Каролина смотрела на баржу, чуть усмехаясь.
– Средневековье какое-то! Недалеко же мы ушли от хитроумных дикарей.
Официант, ловко лавируя между пустыми столиками, летел к ним с двумя огромными тарелками, с которых ветерком сдувало сладкий дымок пропеченной на гриле рыбы. Официант расставил тарелки на столе и мгновенно испарился. Через мгновение он вновь возник рядом со столиком и, виртуозно раскручивая в руке запотевшую бутылку белого сухого вина, хлопнул пробкой, затем вопросительно взглянул на Романа, и когда тот кивнул, плеснул ему прозрачную желтоватую жидкость в рюмку. Роман отпил, причмокнул и, сморщившись, пристально посмотрел на официанта, элегантного, выгнувшегося в ожидании решения клиента.
– Кислятина! – Официант слегка побледнел. – Но пить можно! Только побольше воды принесите, холодной.
Официант с облегчением выдохнул и, заложив одну руку за спину, наполнил высокие винные рюмки. Каролина подняла на него глаза.
– Скажите… вы здесь работали, когда разыгрался спектакль с баржей, то есть с казино?
– О да! Конечно. Я здесь уже давно! – ответил официант.
Он умело придушил горлышко бутылки белой крахмальной салфеткой и поставил ее на угол стола.

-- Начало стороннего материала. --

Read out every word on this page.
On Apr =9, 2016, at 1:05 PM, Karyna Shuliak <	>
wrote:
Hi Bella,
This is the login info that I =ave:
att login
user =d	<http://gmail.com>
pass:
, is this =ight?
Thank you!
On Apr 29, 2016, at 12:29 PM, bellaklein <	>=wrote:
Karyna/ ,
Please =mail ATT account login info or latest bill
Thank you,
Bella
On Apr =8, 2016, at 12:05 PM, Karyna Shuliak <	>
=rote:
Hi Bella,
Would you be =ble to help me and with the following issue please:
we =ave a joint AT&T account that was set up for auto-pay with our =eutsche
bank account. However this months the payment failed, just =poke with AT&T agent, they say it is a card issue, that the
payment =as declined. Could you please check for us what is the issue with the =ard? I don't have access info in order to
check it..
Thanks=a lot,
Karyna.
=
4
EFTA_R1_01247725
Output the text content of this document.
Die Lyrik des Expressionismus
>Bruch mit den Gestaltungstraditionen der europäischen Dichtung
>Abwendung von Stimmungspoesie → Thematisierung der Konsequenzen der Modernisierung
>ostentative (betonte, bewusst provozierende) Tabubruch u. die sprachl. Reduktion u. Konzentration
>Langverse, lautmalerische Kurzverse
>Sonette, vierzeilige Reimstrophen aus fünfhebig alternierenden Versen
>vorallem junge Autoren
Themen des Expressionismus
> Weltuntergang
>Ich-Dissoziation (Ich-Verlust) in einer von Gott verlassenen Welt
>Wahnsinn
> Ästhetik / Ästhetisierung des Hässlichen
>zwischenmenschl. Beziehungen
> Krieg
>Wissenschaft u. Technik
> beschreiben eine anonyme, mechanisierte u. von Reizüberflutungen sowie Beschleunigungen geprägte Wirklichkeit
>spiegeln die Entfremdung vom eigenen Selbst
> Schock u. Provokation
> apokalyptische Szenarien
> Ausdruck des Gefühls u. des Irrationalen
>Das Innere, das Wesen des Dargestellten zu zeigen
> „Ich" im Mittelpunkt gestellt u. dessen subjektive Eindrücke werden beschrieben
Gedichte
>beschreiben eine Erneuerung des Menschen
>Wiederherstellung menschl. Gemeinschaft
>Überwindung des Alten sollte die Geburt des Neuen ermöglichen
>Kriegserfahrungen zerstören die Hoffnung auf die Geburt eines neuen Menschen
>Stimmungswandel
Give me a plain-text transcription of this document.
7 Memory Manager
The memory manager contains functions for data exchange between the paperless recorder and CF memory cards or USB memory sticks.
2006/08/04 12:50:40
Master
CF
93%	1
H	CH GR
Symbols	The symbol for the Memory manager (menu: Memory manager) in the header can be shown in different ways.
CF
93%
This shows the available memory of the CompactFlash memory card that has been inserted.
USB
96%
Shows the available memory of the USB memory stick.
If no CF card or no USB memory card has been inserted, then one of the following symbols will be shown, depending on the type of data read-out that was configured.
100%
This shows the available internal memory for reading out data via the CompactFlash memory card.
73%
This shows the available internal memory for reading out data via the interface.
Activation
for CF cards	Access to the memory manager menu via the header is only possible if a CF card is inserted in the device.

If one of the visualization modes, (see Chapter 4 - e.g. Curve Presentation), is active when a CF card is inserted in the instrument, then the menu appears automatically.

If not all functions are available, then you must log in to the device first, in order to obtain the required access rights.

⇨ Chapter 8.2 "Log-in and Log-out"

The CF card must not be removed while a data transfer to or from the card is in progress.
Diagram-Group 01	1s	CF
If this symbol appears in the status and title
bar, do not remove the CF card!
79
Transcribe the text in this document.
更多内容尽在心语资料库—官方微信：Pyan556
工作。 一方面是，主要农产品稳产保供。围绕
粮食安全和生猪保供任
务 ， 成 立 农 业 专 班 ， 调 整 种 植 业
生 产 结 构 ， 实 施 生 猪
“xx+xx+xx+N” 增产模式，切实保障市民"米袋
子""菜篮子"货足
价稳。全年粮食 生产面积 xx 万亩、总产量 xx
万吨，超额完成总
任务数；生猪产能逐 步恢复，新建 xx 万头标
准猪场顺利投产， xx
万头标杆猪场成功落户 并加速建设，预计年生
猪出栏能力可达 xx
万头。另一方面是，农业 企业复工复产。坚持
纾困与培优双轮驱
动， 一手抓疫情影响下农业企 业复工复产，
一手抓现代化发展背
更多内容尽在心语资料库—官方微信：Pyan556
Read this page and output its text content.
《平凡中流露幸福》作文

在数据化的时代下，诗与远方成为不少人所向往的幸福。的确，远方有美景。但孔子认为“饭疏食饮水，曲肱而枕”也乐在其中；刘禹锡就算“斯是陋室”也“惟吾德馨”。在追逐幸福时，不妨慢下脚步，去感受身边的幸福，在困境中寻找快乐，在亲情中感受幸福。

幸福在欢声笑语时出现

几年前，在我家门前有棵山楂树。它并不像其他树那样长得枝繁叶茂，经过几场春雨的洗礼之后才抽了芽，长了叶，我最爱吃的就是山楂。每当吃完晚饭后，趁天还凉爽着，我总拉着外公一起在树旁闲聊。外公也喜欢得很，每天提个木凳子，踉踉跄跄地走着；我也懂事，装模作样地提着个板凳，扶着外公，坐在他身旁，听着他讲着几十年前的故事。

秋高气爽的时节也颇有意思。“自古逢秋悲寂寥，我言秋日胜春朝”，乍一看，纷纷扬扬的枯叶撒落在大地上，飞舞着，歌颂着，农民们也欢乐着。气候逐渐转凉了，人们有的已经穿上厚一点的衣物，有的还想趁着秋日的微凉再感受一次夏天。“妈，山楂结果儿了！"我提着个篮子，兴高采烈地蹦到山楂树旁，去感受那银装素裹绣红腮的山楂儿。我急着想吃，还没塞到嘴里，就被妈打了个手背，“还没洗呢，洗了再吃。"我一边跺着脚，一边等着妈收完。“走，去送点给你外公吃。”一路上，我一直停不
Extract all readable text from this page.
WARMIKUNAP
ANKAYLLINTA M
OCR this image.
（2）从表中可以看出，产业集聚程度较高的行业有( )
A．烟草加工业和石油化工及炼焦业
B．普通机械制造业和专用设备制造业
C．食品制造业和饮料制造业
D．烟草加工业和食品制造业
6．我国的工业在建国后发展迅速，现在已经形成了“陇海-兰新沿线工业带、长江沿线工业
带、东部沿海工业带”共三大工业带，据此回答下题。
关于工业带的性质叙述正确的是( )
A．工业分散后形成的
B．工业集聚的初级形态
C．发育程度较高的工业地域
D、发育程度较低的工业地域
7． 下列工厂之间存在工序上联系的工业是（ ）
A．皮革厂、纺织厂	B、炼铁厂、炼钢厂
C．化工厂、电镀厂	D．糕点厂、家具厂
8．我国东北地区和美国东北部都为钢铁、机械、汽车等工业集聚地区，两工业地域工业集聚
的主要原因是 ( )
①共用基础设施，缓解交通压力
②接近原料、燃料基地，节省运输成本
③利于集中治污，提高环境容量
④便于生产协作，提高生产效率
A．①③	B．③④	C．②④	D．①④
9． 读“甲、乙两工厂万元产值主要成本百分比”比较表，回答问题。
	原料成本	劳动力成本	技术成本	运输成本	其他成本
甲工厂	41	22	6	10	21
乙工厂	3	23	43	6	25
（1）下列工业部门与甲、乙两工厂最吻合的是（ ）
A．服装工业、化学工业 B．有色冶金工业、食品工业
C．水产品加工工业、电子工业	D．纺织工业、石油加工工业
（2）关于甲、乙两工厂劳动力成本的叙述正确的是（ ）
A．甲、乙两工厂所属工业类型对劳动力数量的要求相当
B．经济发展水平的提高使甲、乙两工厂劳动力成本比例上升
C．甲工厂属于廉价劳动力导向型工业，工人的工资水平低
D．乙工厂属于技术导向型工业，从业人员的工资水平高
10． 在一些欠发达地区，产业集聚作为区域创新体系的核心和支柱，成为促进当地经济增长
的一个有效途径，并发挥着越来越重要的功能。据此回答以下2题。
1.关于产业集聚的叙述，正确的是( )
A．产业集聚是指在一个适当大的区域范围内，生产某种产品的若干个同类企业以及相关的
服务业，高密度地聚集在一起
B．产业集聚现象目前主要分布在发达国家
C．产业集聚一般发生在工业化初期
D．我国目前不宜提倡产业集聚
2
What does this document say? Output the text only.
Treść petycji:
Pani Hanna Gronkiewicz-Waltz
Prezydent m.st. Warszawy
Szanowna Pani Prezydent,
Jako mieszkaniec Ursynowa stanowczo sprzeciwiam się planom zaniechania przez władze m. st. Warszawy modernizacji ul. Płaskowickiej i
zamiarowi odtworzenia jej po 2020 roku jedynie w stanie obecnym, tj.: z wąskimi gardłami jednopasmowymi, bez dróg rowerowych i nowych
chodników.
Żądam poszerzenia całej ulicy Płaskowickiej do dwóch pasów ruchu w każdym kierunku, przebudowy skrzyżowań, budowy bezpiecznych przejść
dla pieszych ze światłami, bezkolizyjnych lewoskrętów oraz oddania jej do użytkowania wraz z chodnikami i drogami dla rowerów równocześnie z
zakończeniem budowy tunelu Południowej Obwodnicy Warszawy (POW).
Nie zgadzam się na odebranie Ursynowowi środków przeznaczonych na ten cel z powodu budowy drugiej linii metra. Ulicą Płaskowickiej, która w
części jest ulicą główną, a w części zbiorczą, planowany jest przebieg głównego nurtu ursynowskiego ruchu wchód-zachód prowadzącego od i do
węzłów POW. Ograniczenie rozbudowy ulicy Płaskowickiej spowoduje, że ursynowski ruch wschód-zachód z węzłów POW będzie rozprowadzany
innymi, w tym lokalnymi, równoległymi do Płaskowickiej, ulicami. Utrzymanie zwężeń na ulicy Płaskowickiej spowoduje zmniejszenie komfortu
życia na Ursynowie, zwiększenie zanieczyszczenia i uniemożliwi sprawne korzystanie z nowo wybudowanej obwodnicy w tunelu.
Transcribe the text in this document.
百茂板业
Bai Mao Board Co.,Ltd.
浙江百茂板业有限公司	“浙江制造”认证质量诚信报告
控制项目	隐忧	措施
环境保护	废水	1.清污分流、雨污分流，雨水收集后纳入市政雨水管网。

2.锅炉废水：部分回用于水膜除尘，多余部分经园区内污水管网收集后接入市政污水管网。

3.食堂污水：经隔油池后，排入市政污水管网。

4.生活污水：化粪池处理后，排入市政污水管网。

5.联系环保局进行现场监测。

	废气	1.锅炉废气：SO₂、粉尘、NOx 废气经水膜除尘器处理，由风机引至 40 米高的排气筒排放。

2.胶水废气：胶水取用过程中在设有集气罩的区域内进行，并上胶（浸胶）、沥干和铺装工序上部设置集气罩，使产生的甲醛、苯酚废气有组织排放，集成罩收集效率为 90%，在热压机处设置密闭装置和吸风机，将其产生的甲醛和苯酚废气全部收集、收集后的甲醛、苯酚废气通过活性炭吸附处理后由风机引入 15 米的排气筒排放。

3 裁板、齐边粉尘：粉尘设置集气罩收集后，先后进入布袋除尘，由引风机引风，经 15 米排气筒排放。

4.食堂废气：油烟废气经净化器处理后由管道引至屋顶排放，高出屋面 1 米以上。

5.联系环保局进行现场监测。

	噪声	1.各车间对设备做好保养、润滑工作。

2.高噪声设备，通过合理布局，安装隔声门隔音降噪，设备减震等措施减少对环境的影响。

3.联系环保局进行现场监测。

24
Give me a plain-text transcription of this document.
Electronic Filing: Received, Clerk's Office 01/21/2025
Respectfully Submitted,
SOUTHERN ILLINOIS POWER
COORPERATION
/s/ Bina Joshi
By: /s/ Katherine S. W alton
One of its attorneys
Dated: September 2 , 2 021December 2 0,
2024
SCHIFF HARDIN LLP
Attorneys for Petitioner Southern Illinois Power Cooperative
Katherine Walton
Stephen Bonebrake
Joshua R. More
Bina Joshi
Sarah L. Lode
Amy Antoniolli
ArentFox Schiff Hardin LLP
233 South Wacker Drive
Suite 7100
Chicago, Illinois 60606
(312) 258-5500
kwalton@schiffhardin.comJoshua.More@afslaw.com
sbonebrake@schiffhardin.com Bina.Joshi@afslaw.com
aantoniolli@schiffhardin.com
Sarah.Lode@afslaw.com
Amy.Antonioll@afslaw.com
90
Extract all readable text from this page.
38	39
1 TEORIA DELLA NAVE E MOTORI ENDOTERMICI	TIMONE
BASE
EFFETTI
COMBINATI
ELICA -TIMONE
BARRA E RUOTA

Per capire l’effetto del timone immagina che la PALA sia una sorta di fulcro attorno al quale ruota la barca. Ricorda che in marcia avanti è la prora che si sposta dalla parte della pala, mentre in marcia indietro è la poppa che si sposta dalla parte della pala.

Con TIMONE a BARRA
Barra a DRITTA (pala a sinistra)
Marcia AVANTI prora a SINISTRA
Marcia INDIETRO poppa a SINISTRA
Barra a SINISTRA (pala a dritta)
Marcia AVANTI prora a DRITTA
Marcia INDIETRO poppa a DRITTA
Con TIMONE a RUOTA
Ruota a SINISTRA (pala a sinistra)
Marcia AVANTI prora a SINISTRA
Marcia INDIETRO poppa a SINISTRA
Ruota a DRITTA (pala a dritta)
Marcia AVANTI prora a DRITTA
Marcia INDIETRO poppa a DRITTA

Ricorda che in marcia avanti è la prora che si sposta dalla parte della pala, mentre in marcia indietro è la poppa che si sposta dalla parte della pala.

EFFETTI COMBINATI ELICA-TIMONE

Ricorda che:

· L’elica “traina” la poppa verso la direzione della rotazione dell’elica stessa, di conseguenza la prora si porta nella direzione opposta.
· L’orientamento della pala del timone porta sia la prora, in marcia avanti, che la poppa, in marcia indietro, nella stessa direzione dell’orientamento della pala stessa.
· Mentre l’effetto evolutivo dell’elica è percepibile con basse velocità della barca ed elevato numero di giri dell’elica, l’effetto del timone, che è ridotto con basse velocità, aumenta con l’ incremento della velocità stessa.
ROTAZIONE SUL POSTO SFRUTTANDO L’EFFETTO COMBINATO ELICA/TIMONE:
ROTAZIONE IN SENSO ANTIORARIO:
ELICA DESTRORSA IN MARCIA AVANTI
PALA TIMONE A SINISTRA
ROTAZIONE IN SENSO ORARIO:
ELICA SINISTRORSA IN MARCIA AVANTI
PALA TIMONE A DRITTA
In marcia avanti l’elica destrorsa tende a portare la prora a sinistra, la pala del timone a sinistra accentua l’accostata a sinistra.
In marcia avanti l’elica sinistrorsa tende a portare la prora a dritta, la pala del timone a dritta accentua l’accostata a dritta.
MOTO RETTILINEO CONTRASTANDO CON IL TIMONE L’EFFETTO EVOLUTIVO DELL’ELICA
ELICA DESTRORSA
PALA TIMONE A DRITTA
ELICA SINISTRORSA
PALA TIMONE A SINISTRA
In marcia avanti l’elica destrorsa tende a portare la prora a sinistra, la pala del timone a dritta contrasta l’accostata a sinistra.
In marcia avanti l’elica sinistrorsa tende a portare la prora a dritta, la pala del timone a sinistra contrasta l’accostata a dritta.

– И что же? Хорошо горело?
– О, мэм! Пылало здорово! Полгорода слетелось посмотреть!
– Вы торговали в тот день? То есть у вас были клиенты?
– А как же! Такое зрелище!
– Отчего же сгорела баржа?
– От фейерверка! – без тени сомнения в голосе ответил официант. – Там был чудесный фейерверк! Много, много огней!
– А что, людей на барже в этот момент не было?
– Почему же, были! Успели сбежать! Кое-кто из обслуги даже прыгал в воду. Но здесь берег рядом, так что доплыли, мэм!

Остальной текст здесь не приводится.